Nearly 400,000 students in Los Angeles Unified School District receive a free or reduced meal during the school day according to Ed-Data. When the school year ends, many families will struggle to replace this food for their children and increases their risk of hunger and experiencing food insecurity. In California 86% of children who typically receive a free or reduced meal during the school day will miss lunch during the summer, according to California Food Policy Advocates. Some research also shows that obesity rates increase over the summer as families rely on cheaper, high calorie but low quality food to feed the higher number of individuals at home.
The federal summer nutrition programs help provide low-income children with year-round access to meals and snacks that support optimal health and learning. The Los Angeles Food Bank’s Summer Lunch Program will serve more than 3,000 meals a day at more than 50 distribution sites, including Boys and Girls Clubs, summer schools, community centers, the Salvation Army and some libraries. Los Angeles has a number of programs available to students who experience food insecurity without school-sponsored lunches. Participating entities in Los Angeles for 2019 can be found at this listing of Summer Meal Sites. As part of the Summer at the Library, the Los Angeles Public Library also partners with the Los Angeles Regional Food Bank to provide free lunches to youth at select Library locations. The Los Angeles Department of Recreations and Parks are also participating in Free Summer Lunch programs, which include free lunch, and programming for kids and teenagers.
Despite these programs, nearly 9 out of the 10 students who receive a free or reduced meal during the school day go without during the summer months. Experts point to reliable transportation as a key barrier and add that programs that offer meals without additional programming may not be enough of an allure to entice parents and caregivers to bring their children, given the competing demands on their time and resources. Other reasons these resources aren’t more fully taken advantage of include possible discomfort or embarrassment by older children and teens that may be cognizant of receiving public services.
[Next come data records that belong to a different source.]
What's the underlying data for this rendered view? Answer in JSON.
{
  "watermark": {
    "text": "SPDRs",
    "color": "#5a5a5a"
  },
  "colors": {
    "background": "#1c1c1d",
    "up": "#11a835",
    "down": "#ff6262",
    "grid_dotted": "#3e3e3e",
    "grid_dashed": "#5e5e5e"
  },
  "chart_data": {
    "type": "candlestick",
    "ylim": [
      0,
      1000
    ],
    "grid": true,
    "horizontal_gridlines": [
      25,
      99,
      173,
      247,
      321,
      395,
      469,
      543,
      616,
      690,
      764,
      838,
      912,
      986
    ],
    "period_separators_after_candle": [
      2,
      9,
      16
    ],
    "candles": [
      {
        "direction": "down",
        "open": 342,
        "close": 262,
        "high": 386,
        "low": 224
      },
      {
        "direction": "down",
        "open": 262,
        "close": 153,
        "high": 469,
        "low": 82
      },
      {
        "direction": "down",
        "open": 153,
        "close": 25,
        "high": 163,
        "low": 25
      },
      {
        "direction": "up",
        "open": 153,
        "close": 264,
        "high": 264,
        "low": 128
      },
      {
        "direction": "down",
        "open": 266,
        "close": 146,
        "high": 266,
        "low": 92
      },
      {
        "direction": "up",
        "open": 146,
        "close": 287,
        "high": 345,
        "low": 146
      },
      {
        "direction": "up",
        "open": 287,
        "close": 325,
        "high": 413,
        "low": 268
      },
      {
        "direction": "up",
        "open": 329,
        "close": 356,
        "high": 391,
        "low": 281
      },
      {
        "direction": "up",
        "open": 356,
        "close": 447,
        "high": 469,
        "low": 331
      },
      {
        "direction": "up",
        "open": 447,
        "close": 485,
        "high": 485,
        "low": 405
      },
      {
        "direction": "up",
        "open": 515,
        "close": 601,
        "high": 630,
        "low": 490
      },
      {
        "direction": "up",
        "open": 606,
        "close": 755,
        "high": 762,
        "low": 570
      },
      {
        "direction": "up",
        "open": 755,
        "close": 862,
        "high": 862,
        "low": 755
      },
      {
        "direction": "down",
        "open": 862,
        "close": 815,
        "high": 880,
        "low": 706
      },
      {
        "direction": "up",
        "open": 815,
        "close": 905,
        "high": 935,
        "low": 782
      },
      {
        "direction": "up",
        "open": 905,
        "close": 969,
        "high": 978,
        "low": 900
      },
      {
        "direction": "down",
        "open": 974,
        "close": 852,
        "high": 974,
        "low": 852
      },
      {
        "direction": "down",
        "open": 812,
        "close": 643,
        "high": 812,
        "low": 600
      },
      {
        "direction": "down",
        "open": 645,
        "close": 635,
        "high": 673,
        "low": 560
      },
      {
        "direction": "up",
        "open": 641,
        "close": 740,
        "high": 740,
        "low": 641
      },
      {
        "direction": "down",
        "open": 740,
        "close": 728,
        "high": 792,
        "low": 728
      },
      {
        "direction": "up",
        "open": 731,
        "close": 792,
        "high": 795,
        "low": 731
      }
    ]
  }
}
To address these challenges, some programs are experimenting with electronic fund transfer to provide SNAP-like benefits to families over the summer, culinary camps and classes for kids that provide educational programming in addition to food, and weekly meal delivery services to reach more rural or otherwise difficult-to-reach families. No Kid Hungry is experimenting with a texting service to reach families who may not know where nearby summer meal opportunities are located.